No wonder the movie was a flop! I'm glad I didn't spend the money buying the book.
I know millions of women got a lot out of this book, but I just couldn't find anything enlightening in it. The author was also paid in advance to have the spiritual experience she writes about, which made me doubt its sincerity. I did enjoy the food descriptions in the 'eat' part, though.
The best book of this genre is "Gift From the Sea" by Ann Morrow Lindbergh.
This is the story of a self-absorbed woman getting over a failed relationship. She escapes to Italy, India and Bali in search of discovering some meaning to her life. Unfortunately, her experiences are not only entirely glib and mundane, they are written in such a cute and syrupy style that I finished reading the book only through sheer perseverance. I could go on about how this book can be seen as a reflection of modern individualistic society, but I digress.
I found this book utterly nauseating. A complete waste of time.
I looked forward to reading this book but couldn't get through "Eat", let alone "Pray" and "Love". I tossed it aside in disgust. I vehemently disliked the protagonist and couldn't care one whit about her self-indulgent journey. The message I got from the pages I managed to read was "when times get tough, take a year off, travel the world and focus only on your self", as though the average person has that kind of luxury or would really even want to do that. This book sums up, for me, what's wrong with modern North American society -- far too much orientation on self and "I'm worth it", and not enough focus on what's real and important. Eat, Pray, Love is, in my opinion, VASTY over-rated and definitely not on my recommended reading list.
Having read over 200 books this past year this by far disappointed me the most. It was (yawn) ho hum and was a definite waste of my time. There was very little I liked about it. The writing style is almost ok but that is about it. I kept hoping it would get better so kept reading to give it a chance but it never did. This is one of the only books I've read in a few years that I could not wait to get over with.
We used this book to launch our first bookclub and I have to say that it was the most annoying book I have read in a long time. First of all this woman needs to see a therapist to sort out her narcissism. Her self-obsession in places such as India and Indonesia bordered on some kind of pathological sickness. When I first began reading the book I really did believe that some sort of real hurt would explain her 'pain' but came to realise that her 'pain' was human heartache. Most of us have suffered loss, heartbreak, grief and have felt the desire to run away from it all but we have real lives and so we grow up and accept our pain and carry on with our responsibilities. Not Elizabeth Gilbert - she lies on the floor and cries. She then goes off for a year to heal herself from walking out on her relationship. She pays money to go and clean floors in an Ashram in India - which must be the height of self indulgence. She learns nothing about the reality of heartbreak in India that might arise from having to send your young children to beg for food on the streets or making them go to work at the age of 10 in sweatshops or worse. She talks about learning to love herself as though that had been an issue for her. She did not learn anything about humility, grace or altruism. In her section where she raises money for the healer she becomes obsessed with how her 'gift' is used and implies that all Indonesians are really cheats and are trying to rob generous westerners. No old colonial hangovers there then. 4 out of 5 in the book club hated this book. One found it impossible to read, one agreed that she is a total narcissist and the other found her extremely annoying. We did wonder who likes this book and we wondered why. We had expected real growth and awareness. The book ends with her finding a man who treats her like a pet. The way she writes about him and their affair makes him sound quite creepy. Do not buy this book if you are looking for something with more depth than a sheet of copy paper. And the writing is not that great either.

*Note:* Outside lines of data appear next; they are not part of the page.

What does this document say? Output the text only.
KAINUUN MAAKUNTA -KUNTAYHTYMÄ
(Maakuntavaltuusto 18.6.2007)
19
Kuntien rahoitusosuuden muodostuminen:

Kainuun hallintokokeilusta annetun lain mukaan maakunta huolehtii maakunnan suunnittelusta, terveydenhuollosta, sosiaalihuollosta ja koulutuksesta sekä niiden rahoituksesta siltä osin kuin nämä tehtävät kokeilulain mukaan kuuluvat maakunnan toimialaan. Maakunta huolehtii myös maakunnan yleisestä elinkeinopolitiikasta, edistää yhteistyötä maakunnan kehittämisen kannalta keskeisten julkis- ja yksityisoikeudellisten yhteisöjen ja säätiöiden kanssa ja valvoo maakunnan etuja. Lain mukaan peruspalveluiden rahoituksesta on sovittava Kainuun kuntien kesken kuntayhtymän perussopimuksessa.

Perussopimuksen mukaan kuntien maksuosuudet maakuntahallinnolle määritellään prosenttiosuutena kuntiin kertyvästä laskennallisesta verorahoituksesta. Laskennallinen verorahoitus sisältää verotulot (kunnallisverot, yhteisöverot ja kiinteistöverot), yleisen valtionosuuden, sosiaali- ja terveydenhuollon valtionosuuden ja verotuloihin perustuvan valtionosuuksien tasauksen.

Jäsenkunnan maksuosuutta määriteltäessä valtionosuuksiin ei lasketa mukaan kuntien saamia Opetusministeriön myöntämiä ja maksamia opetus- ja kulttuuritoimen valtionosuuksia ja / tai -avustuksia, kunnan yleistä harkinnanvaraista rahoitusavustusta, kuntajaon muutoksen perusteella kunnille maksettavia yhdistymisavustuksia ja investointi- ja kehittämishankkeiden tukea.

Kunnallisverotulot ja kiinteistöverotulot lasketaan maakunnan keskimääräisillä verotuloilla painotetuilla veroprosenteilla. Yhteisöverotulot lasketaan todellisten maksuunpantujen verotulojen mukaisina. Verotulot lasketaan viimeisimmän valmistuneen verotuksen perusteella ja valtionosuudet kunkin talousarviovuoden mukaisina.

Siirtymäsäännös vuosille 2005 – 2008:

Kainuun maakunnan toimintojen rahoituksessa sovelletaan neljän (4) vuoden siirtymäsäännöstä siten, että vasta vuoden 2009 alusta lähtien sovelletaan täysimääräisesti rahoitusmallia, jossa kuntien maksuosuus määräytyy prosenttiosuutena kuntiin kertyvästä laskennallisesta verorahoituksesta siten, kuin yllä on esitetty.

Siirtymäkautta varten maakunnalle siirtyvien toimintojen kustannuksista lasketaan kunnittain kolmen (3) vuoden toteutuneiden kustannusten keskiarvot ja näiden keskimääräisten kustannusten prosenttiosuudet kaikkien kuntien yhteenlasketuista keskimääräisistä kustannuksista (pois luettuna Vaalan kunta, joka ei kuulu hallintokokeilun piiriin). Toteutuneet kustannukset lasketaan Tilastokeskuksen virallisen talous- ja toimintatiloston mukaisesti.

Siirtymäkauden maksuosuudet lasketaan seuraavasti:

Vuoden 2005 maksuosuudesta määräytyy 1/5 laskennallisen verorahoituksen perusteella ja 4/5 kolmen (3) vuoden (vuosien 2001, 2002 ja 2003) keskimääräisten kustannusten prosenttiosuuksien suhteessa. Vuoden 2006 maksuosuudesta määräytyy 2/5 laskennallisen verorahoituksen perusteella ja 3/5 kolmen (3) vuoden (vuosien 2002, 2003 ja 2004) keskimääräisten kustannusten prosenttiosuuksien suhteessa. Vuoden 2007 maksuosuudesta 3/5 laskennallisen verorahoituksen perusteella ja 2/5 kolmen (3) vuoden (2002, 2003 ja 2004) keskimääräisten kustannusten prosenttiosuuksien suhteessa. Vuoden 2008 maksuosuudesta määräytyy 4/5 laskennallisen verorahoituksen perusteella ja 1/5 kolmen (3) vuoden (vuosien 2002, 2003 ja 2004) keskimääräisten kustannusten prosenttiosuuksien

And the moral of the story is - If you have problems in your life, instead of standing your ground and working them out where you are, run away for a year and seek a spiritual experience in Italy, India and Bali that you have already been paid to write about. And while you are at it, make every excuse you can for justifying your own selfishness, self indulgence and self centeredness. I stuck with the book thinking "this has to get better," It didn't. What a waste of time.
After all the hype, what a total let down. This storyline (and the character) simply had no backbone. From the first pages, with no real reasons given, she's fed up and set on divorcing. And its downhill from there. I made it to Italy with her - but when I realised she would meet no one of interest, eat nothing of interest and overall do nothing of interest in fabulous Italy, I figured there was no way I was travelling on, and cut my journey short.